Life on the sidelines. AFib compromises quality of life and functional capacity, keeping people from enjoying their families and social activities, and can even lead to forced retirement. In fact, one study shows that various measures of quality of life are lower in people with AFib than in those who have suffered a heart attack.
High costs. AFib can be costly, driving up health system expenses and increasing hospitalization and emergency care services. AFib is the most common cardiac arrhythmia seen in clinical practice and is responsible for the most hospital admissions related to cardiac arrhythmias. Today, because AFib increases healthcare utilization, medical costs for a person with AFib are as much as five times higher than those without the disease.

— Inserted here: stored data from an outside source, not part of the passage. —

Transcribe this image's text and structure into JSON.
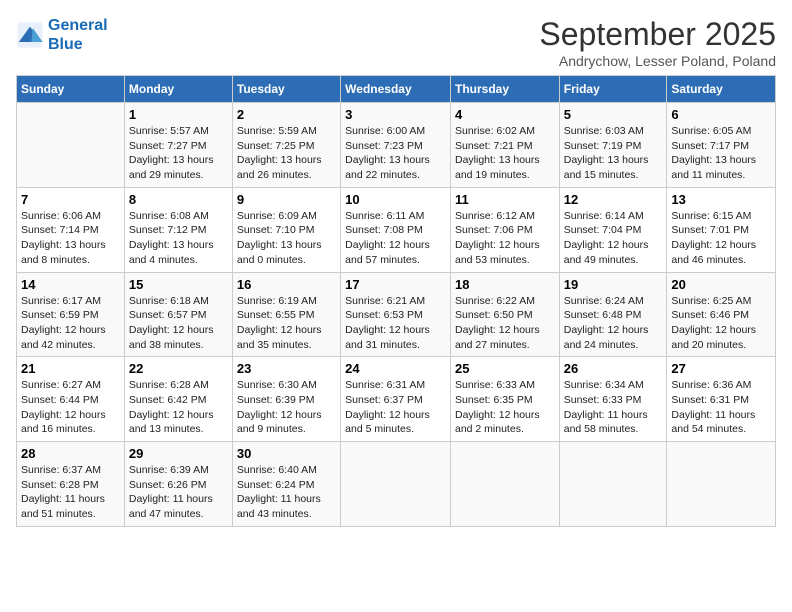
{
  "logo": {
    "line1": "General",
    "line2": "Blue"
  },
  "title": "September 2025",
  "subtitle": "Andrychow, Lesser Poland, Poland",
  "days_header": [
    "Sunday",
    "Monday",
    "Tuesday",
    "Wednesday",
    "Thursday",
    "Friday",
    "Saturday"
  ],
  "weeks": [
    [
      {
        "num": "",
        "text": ""
      },
      {
        "num": "1",
        "text": "Sunrise: 5:57 AM\nSunset: 7:27 PM\nDaylight: 13 hours\nand 29 minutes."
      },
      {
        "num": "2",
        "text": "Sunrise: 5:59 AM\nSunset: 7:25 PM\nDaylight: 13 hours\nand 26 minutes."
      },
      {
        "num": "3",
        "text": "Sunrise: 6:00 AM\nSunset: 7:23 PM\nDaylight: 13 hours\nand 22 minutes."
      },
      {
        "num": "4",
        "text": "Sunrise: 6:02 AM\nSunset: 7:21 PM\nDaylight: 13 hours\nand 19 minutes."
      },
      {
        "num": "5",
        "text": "Sunrise: 6:03 AM\nSunset: 7:19 PM\nDaylight: 13 hours\nand 15 minutes."
      },
      {
        "num": "6",
        "text": "Sunrise: 6:05 AM\nSunset: 7:17 PM\nDaylight: 13 hours\nand 11 minutes."
      }
    ],
    [
      {
        "num": "7",
        "text": "Sunrise: 6:06 AM\nSunset: 7:14 PM\nDaylight: 13 hours\nand 8 minutes."
      },
      {
        "num": "8",
        "text": "Sunrise: 6:08 AM\nSunset: 7:12 PM\nDaylight: 13 hours\nand 4 minutes."
      },
      {
        "num": "9",
        "text": "Sunrise: 6:09 AM\nSunset: 7:10 PM\nDaylight: 13 hours\nand 0 minutes."
      },
      {
        "num": "10",
        "text": "Sunrise: 6:11 AM\nSunset: 7:08 PM\nDaylight: 12 hours\nand 57 minutes."
      },
      {
        "num": "11",
        "text": "Sunrise: 6:12 AM\nSunset: 7:06 PM\nDaylight: 12 hours\nand 53 minutes."
      },
      {
        "num": "12",
        "text": "Sunrise: 6:14 AM\nSunset: 7:04 PM\nDaylight: 12 hours\nand 49 minutes."
      },
      {
        "num": "13",
        "text": "Sunrise: 6:15 AM\nSunset: 7:01 PM\nDaylight: 12 hours\nand 46 minutes."
      }
    ],
    [
      {
        "num": "14",
        "text": "Sunrise: 6:17 AM\nSunset: 6:59 PM\nDaylight: 12 hours\nand 42 minutes."
      },
      {
        "num": "15",
        "text": "Sunrise: 6:18 AM\nSunset: 6:57 PM\nDaylight: 12 hours\nand 38 minutes."
      },
      {
        "num": "16",
        "text": "Sunrise: 6:19 AM\nSunset: 6:55 PM\nDaylight: 12 hours\nand 35 minutes."
      },
      {
        "num": "17",
        "text": "Sunrise: 6:21 AM\nSunset: 6:53 PM\nDaylight: 12 hours\nand 31 minutes."
      },
      {
        "num": "18",
        "text": "Sunrise: 6:22 AM\nSunset: 6:50 PM\nDaylight: 12 hours\nand 27 minutes."
      },
      {
        "num": "19",
        "text": "Sunrise: 6:24 AM\nSunset: 6:48 PM\nDaylight: 12 hours\nand 24 minutes."
      },
      {
        "num": "20",
        "text": "Sunrise: 6:25 AM\nSunset: 6:46 PM\nDaylight: 12 hours\nand 20 minutes."
      }
    ],
    [
      {
        "num": "21",
        "text": "Sunrise: 6:27 AM\nSunset: 6:44 PM\nDaylight: 12 hours\nand 16 minutes."
      },
      {
        "num": "22",
        "text": "Sunrise: 6:28 AM\nSunset: 6:42 PM\nDaylight: 12 hours\nand 13 minutes."
      },
      {
        "num": "23",
        "text": "Sunrise: 6:30 AM\nSunset: 6:39 PM\nDaylight: 12 hours\nand 9 minutes."
      },
      {
        "num": "24",
        "text": "Sunrise: 6:31 AM\nSunset: 6:37 PM\nDaylight: 12 hours\nand 5 minutes."
      },
      {
        "num": "25",
        "text": "Sunrise: 6:33 AM\nSunset: 6:35 PM\nDaylight: 12 hours\nand 2 minutes."
      },
      {
        "num": "26",
        "text": "Sunrise: 6:34 AM\nSunset: 6:33 PM\nDaylight: 11 hours\nand 58 minutes."
      },
      {
        "num": "27",
        "text": "Sunrise: 6:36 AM\nSunset: 6:31 PM\nDaylight: 11 hours\nand 54 minutes."
      }
    ],
    [
      {
        "num": "28",
        "text": "Sunrise: 6:37 AM\nSunset: 6:28 PM\nDaylight: 11 hours\nand 51 minutes."
      },
      {
        "num": "29",
        "text": "Sunrise: 6:39 AM\nSunset: 6:26 PM\nDaylight: 11 hours\nand 47 minutes."
      },
      {
        "num": "30",
        "text": "Sunrise: 6:40 AM\nSunset: 6:24 PM\nDaylight: 11 hours\nand 43 minutes."
      },
      {
        "num": "",
        "text": ""
      },
      {
        "num": "",
        "text": ""
      },
      {
        "num": "",
        "text": ""
      },
      {
        "num": "",
        "text": ""
      }
    ]
  ]
}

We have to reverse this trend if there is any way we are going to manage the influx of people enrolling in the Medicare program.
Patients Most Appropriate For Consultation In Our AFib Clinic Include:
- Patients with newly diagnosed AFib or atrial flutter
- Patients with AFib (paroxysmal, recurrent persistent, or chronic) with unsatisfactory control of their symptoms
- Patients with AFib who need antiarrhythmic medication management or follow-up
- Patients with AFib who have concerns about potential risks related to drug therapy
- Patients with AFib or atrial flutter who are considering catheter ablation or pacemaker implantation
- Patients with AFib or atrial flutter who need help with treatment options for stroke prevention.

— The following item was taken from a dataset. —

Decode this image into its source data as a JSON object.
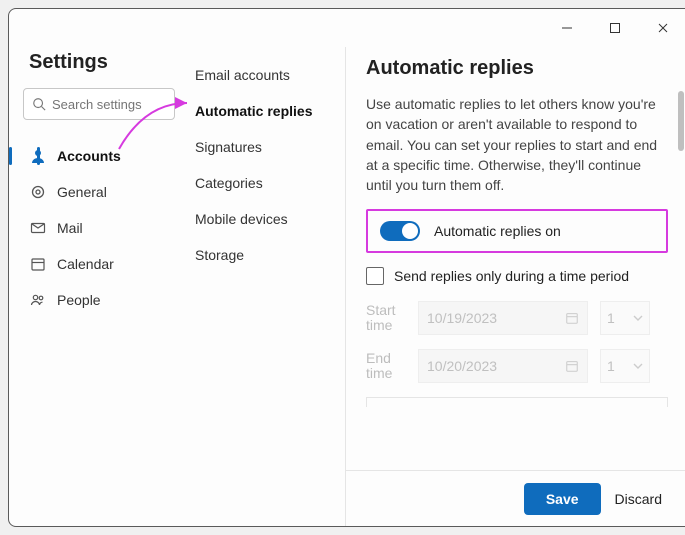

The Atrial Fibrillation (AFib) Clinic at the Prairie Heart Institute focuses on treating patients with AFib. We offer state of the art treatment options to control the symptoms of AFib, improve patients’ quality of life, limit the medical consequences associated with the disorder and educate the patient and his family about the disease. With the multitude of options for management of AFib, we strive to uniquely tailor specific treatments to each patient by giving consideration to each individual’s medical history, degree of symptoms, long-term risk for complications, as well as patient preference. The treatment services we provide include:
Drug therapy for AFib
Catheter ablation of AFib
Device-related treatment for AFib
Our physicians have been trained at the leading academic centers and are at the forefront in the treatment for AFib. We also are involved in multi-center clinical research in treatment aspects of AFib.

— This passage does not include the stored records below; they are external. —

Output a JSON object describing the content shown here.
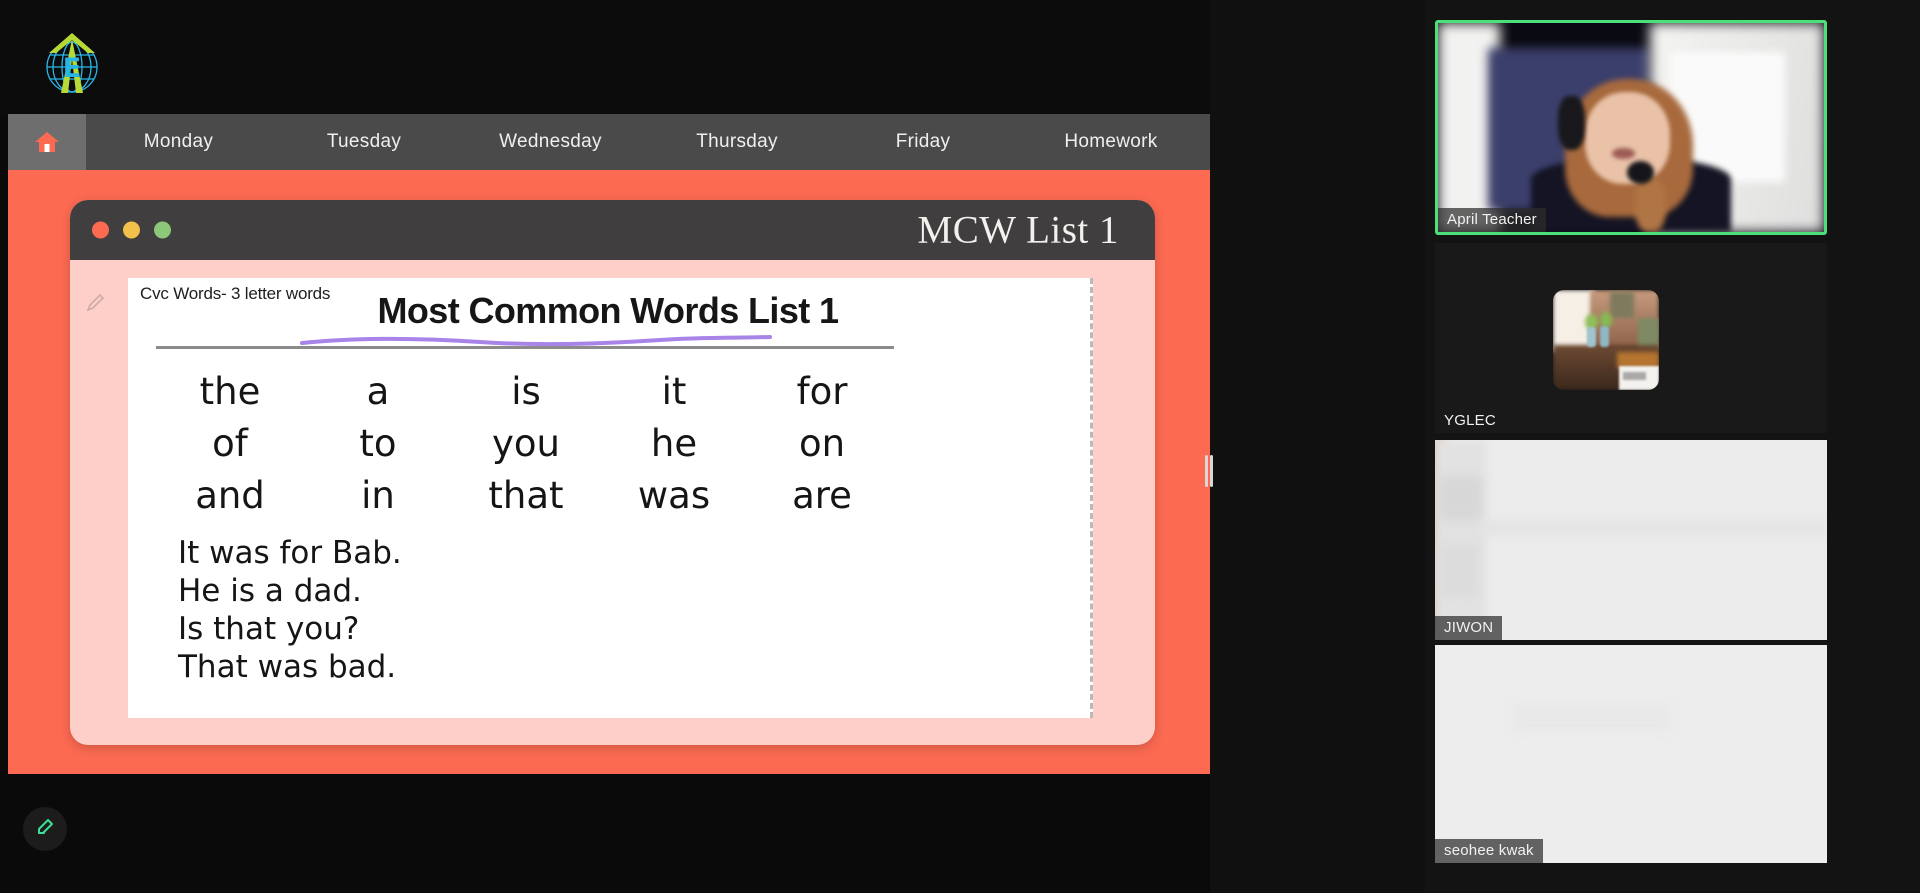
{
  "app": {
    "logo_alt": "YGLEC globe logo"
  },
  "nav": {
    "home_icon": "home-icon",
    "items": [
      {
        "label": "Monday"
      },
      {
        "label": "Tuesday"
      },
      {
        "label": "Wednesday"
      },
      {
        "label": "Thursday"
      },
      {
        "label": "Friday"
      },
      {
        "label": "Homework"
      }
    ]
  },
  "slide": {
    "window_title": "MCW List 1",
    "traffic_lights": [
      "close-red",
      "minimize-yellow",
      "maximize-green"
    ],
    "accent_color": "#fb6a51",
    "card_color": "#fdcfc8",
    "titlebar_color": "#403e3e"
  },
  "worksheet": {
    "corner_note": "Cvc Words- 3 letter words",
    "title": "Most Common Words List 1",
    "underline_color": "#a884e8",
    "words": [
      "the",
      "a",
      "is",
      "it",
      "for",
      "of",
      "to",
      "you",
      "he",
      "on",
      "and",
      "in",
      "that",
      "was",
      "are"
    ],
    "sentences": [
      "It was for Bab.",
      "He is a dad.",
      "Is that you?",
      "That was bad."
    ]
  },
  "toolbar": {
    "annotate_label": "pencil-icon",
    "annotate_color": "#3ddc97"
  },
  "participants": [
    {
      "name": "April Teacher",
      "speaking": true,
      "border_color": "#4ce07a"
    },
    {
      "name": "YGLEC",
      "speaking": false,
      "border_color": ""
    },
    {
      "name": "JIWON",
      "speaking": false,
      "border_color": ""
    },
    {
      "name": "seohee kwak",
      "speaking": false,
      "border_color": ""
    }
  ]
}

What increases your risk for stroke?
Atrial fibrillation with:
- Congestive heart failure
- High blood pressure
- History of prior stroke
- Age >65 years
- Female gender
- History of heart attack
- Peripheral arterial disease
How can you reduce your risk of stroke?
Depending on your risk factors, your doctor may recommend a blood thinner.
Anticoagulation (blood thinners)
Blood thinners such as warfarin (Coumadin) or the newer medications such as Apixaban (Eliquis), Dabigatran (Pradaxa) or Rivaroxaban (Xarelto) reduce the risk of stroke in patients with atrial fibrillation. However, some patients cannot take blood thinners due to prior bleeding difficulties or risk of future bleeding.
Left atrial appendage closure (LAAC)
The WATCHMAN device has been approved by the FDA as a non-drug alternative to reduce their risk of stroke in patients with atrial fibrillation. Patients with an increased risk for stroke who are suitable for short-term blood thinning but are unable to take blood thinners long-term should be considered for this procedure.